Thursday, July 2, 2015

Impotent Drugs May Affect the Motility Sperm

Impotent drugs used to treat erectile dysfunction may have improved sex lives of men around the world, but a new study conducted in the laboratory suggests that such drugs can have a negative effect in sperm motility, or the ability of the sperm to move freely through the female reproductive tract. Due to the need that the sperm must “swim” to reach and fertilize the egg in the female reproductive tract, the findings raise new questions now about the effect of these drugs on male fertility.

Results of the study shows that sildenafil (better known as Viagra) or other drugs are injected directly into the penis, such as Phentolamine can reduce the motility of sperm, according to the American Journal of Obstetrics and Gynecology Dr. J Roberto Andrade, an obstetrician and gynecologist at the Union Memorial Hospital in Baltimore, Maryland. Dr. Andrade was straight to the point by saying that the study was on small sperm samples in the laboratory and therefore this cannot happen in the similar way inside our body, given the conditions of the human body. The study was done using samples from 10 men aged 18-44 years.

While both drugs in high concentrations end up affecting sperm motility, research in turn was not performed under ideal conditions, reports Dr. Andrade to Reuters Health. “We try to isolate the molecule Viagra but could not do so in pH that would likely be found in natural conditions, instead the researchers ended up mixing Viagra and sperm at low pH.” A dose of 200 micrograms has no effect on motility of spermatozoa, but the dose 2000 microgram reduces the motility by 50% according to the results presented. These are well below the doses that men take, though the drug found in sperm is quite diluted, noted Dr. Andrade. Still, this was not the expected result, since he anticipated that Viagra could even accelerate motility sperm. I thought just the opposite," commented Dr. Andrade while talking to Reuters Health.
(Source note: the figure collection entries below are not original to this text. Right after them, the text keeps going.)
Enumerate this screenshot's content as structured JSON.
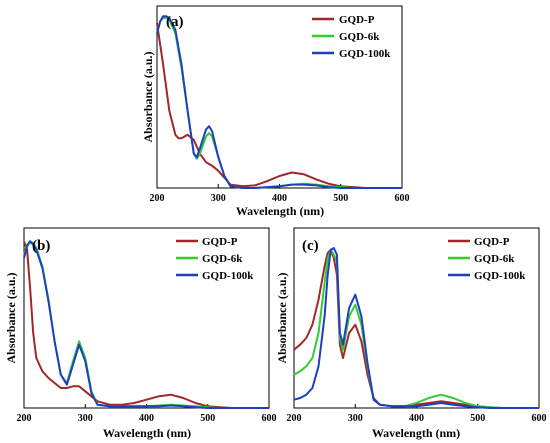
{
  "colors": {
    "GQD-P": "#a0282a",
    "GQD-6k": "#33cc33",
    "GQD-100k": "#1f3fc0"
  },
  "chart_data": [
    {
      "type": "line",
      "panel_label": "(a)",
      "xlabel": "Wavelength (nm)",
      "ylabel": "Absorbance (a.u.)",
      "xlim": [
        200,
        600
      ],
      "xticks": [
        "200",
        "300",
        "400",
        "500",
        "600"
      ],
      "legend_position": "top-right",
      "series": [
        {
          "name": "GQD-P",
          "x": [
            200,
            210,
            220,
            230,
            235,
            240,
            250,
            260,
            270,
            280,
            290,
            300,
            310,
            320,
            340,
            360,
            380,
            400,
            420,
            440,
            460,
            480,
            500,
            520,
            540,
            560,
            580,
            600
          ],
          "y": [
            0.96,
            0.72,
            0.45,
            0.31,
            0.29,
            0.29,
            0.31,
            0.28,
            0.2,
            0.15,
            0.13,
            0.1,
            0.06,
            0.02,
            0.01,
            0.015,
            0.04,
            0.07,
            0.09,
            0.08,
            0.05,
            0.025,
            0.01,
            0.005,
            0,
            0,
            0,
            0
          ]
        },
        {
          "name": "GQD-6k",
          "x": [
            200,
            205,
            210,
            215,
            220,
            230,
            240,
            250,
            260,
            265,
            270,
            280,
            285,
            290,
            300,
            310,
            320,
            340,
            360,
            380,
            400,
            420,
            440,
            460,
            480,
            500,
            520,
            540,
            560,
            580,
            600
          ],
          "y": [
            0.9,
            0.97,
            0.99,
            0.99,
            0.98,
            0.9,
            0.7,
            0.45,
            0.2,
            0.17,
            0.2,
            0.3,
            0.32,
            0.3,
            0.18,
            0.07,
            0.01,
            0,
            0,
            0.005,
            0.01,
            0.02,
            0.025,
            0.02,
            0.01,
            0.005,
            0,
            0,
            0,
            0,
            0
          ]
        },
        {
          "name": "GQD-100k",
          "x": [
            200,
            205,
            210,
            215,
            220,
            230,
            240,
            250,
            260,
            265,
            270,
            280,
            285,
            290,
            300,
            310,
            320,
            340,
            360,
            380,
            400,
            420,
            440,
            460,
            480,
            500,
            520,
            540,
            560,
            580,
            600
          ],
          "y": [
            0.9,
            0.97,
            1.0,
            1.0,
            0.99,
            0.92,
            0.72,
            0.45,
            0.2,
            0.18,
            0.23,
            0.34,
            0.36,
            0.33,
            0.18,
            0.07,
            0.01,
            0,
            0,
            0.005,
            0.01,
            0.02,
            0.02,
            0.015,
            0.005,
            0,
            0,
            0,
            0,
            0,
            0
          ]
        }
      ]
    },
    {
      "type": "line",
      "panel_label": "(b)",
      "xlabel": "Wavelength (nm)",
      "ylabel": "Absorbance (a.u.)",
      "xlim": [
        200,
        600
      ],
      "xticks": [
        "200",
        "300",
        "400",
        "500",
        "600"
      ],
      "legend_position": "top-right",
      "series": [
        {
          "name": "GQD-P",
          "x": [
            200,
            205,
            210,
            215,
            220,
            230,
            240,
            250,
            260,
            270,
            280,
            290,
            300,
            320,
            340,
            360,
            380,
            400,
            420,
            440,
            460,
            480,
            500,
            520,
            540,
            560,
            580,
            600
          ],
          "y": [
            1.0,
            0.95,
            0.72,
            0.45,
            0.3,
            0.22,
            0.18,
            0.15,
            0.12,
            0.12,
            0.13,
            0.13,
            0.1,
            0.04,
            0.02,
            0.02,
            0.03,
            0.05,
            0.07,
            0.08,
            0.06,
            0.03,
            0.01,
            0.005,
            0,
            0,
            0,
            0
          ]
        },
        {
          "name": "GQD-6k",
          "x": [
            200,
            205,
            210,
            215,
            220,
            230,
            240,
            250,
            260,
            270,
            280,
            290,
            300,
            310,
            320,
            340,
            360,
            380,
            400,
            420,
            440,
            460,
            480,
            500,
            520,
            540,
            560,
            580,
            600
          ],
          "y": [
            0.92,
            0.98,
            1.0,
            0.99,
            0.96,
            0.85,
            0.65,
            0.4,
            0.2,
            0.15,
            0.28,
            0.4,
            0.3,
            0.1,
            0.02,
            0.01,
            0.01,
            0.01,
            0.01,
            0.015,
            0.02,
            0.015,
            0.01,
            0.005,
            0,
            0,
            0,
            0,
            0
          ]
        },
        {
          "name": "GQD-100k",
          "x": [
            200,
            205,
            210,
            215,
            220,
            230,
            240,
            250,
            260,
            270,
            280,
            290,
            300,
            310,
            320,
            340,
            360,
            380,
            400,
            420,
            440,
            460,
            480,
            500,
            520,
            540,
            560,
            580,
            600
          ],
          "y": [
            0.9,
            0.97,
            1.0,
            0.98,
            0.95,
            0.84,
            0.64,
            0.4,
            0.2,
            0.14,
            0.26,
            0.38,
            0.28,
            0.09,
            0.02,
            0.01,
            0.01,
            0.01,
            0.01,
            0.01,
            0.015,
            0.01,
            0.005,
            0,
            0,
            0,
            0,
            0,
            0
          ]
        }
      ]
    },
    {
      "type": "line",
      "panel_label": "(c)",
      "xlabel": "Wavelength (nm)",
      "ylabel": "Absorbance (a.u.)",
      "xlim": [
        200,
        600
      ],
      "xticks": [
        "200",
        "300",
        "400",
        "500",
        "600"
      ],
      "legend_position": "top-right",
      "series": [
        {
          "name": "GQD-P",
          "x": [
            200,
            210,
            220,
            230,
            240,
            250,
            255,
            260,
            265,
            270,
            275,
            280,
            290,
            300,
            310,
            320,
            330,
            340,
            360,
            380,
            400,
            420,
            440,
            460,
            480,
            500,
            520,
            540,
            560,
            580,
            600
          ],
          "y": [
            0.35,
            0.38,
            0.42,
            0.5,
            0.65,
            0.85,
            0.93,
            0.95,
            0.9,
            0.8,
            0.38,
            0.3,
            0.45,
            0.5,
            0.4,
            0.2,
            0.06,
            0.02,
            0.01,
            0.01,
            0.02,
            0.03,
            0.04,
            0.03,
            0.02,
            0.01,
            0.005,
            0,
            0,
            0,
            0
          ]
        },
        {
          "name": "GQD-6k",
          "x": [
            200,
            210,
            220,
            230,
            240,
            250,
            255,
            260,
            265,
            270,
            275,
            280,
            290,
            300,
            310,
            320,
            330,
            340,
            360,
            380,
            400,
            420,
            440,
            460,
            480,
            500,
            520,
            540,
            560,
            580,
            600
          ],
          "y": [
            0.2,
            0.22,
            0.25,
            0.3,
            0.45,
            0.75,
            0.9,
            0.95,
            0.92,
            0.88,
            0.42,
            0.35,
            0.55,
            0.62,
            0.5,
            0.25,
            0.05,
            0.02,
            0.01,
            0.01,
            0.03,
            0.06,
            0.08,
            0.06,
            0.03,
            0.01,
            0.005,
            0,
            0,
            0,
            0
          ]
        },
        {
          "name": "GQD-100k",
          "x": [
            200,
            210,
            220,
            230,
            240,
            250,
            255,
            260,
            265,
            270,
            275,
            280,
            290,
            300,
            310,
            320,
            330,
            340,
            360,
            380,
            400,
            420,
            440,
            460,
            480,
            500,
            520,
            540,
            560,
            580,
            600
          ],
          "y": [
            0.05,
            0.06,
            0.08,
            0.12,
            0.25,
            0.55,
            0.8,
            0.95,
            0.96,
            0.92,
            0.45,
            0.38,
            0.6,
            0.68,
            0.55,
            0.27,
            0.05,
            0.02,
            0.01,
            0.01,
            0.01,
            0.02,
            0.03,
            0.02,
            0.01,
            0.005,
            0,
            0,
            0,
            0,
            0
          ]
        }
      ]
    }
  ]
}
The effect of Phentolamine was expected because more is known that the drug inhibits androgen receptors. A dose of 20 micrograms has no effect; however, with 200 micrograms mixed with sperm “results in a significant reduction in sperm motility.” With 2000 micrograms almost all the sperm stopped along the way. In fact, people are very curious about this study. No one until the research thought the sperm quality and its motility will be affected while using drugs to treat erectile dysfunction.  While most men who take these drugs are older and perhaps therefore less concerned with the issue of fertility, there are also young men who are doing fertility treatment. Men only think of order Viagra and take it, never realised that it will affect their fertility.

The study was unable to determine the exact concentration of the drugs found in sperm. “Clinical studies must be undertaken to assess the concentration of these drugs in the sperm necessary for the restoration of erectile function, but also to determine how these drugs affect the quality and quantity of sperm and fertility ultimately”, concluded Dr. Andrade and his team. They plan to study the effect of these drugs on sperm motility directly in human models. “While these results are still preliminary, if a couple has experienced fertility problems while man is using drugs for the treatment of impotent, his doctor should be consulted”, advises the researcher.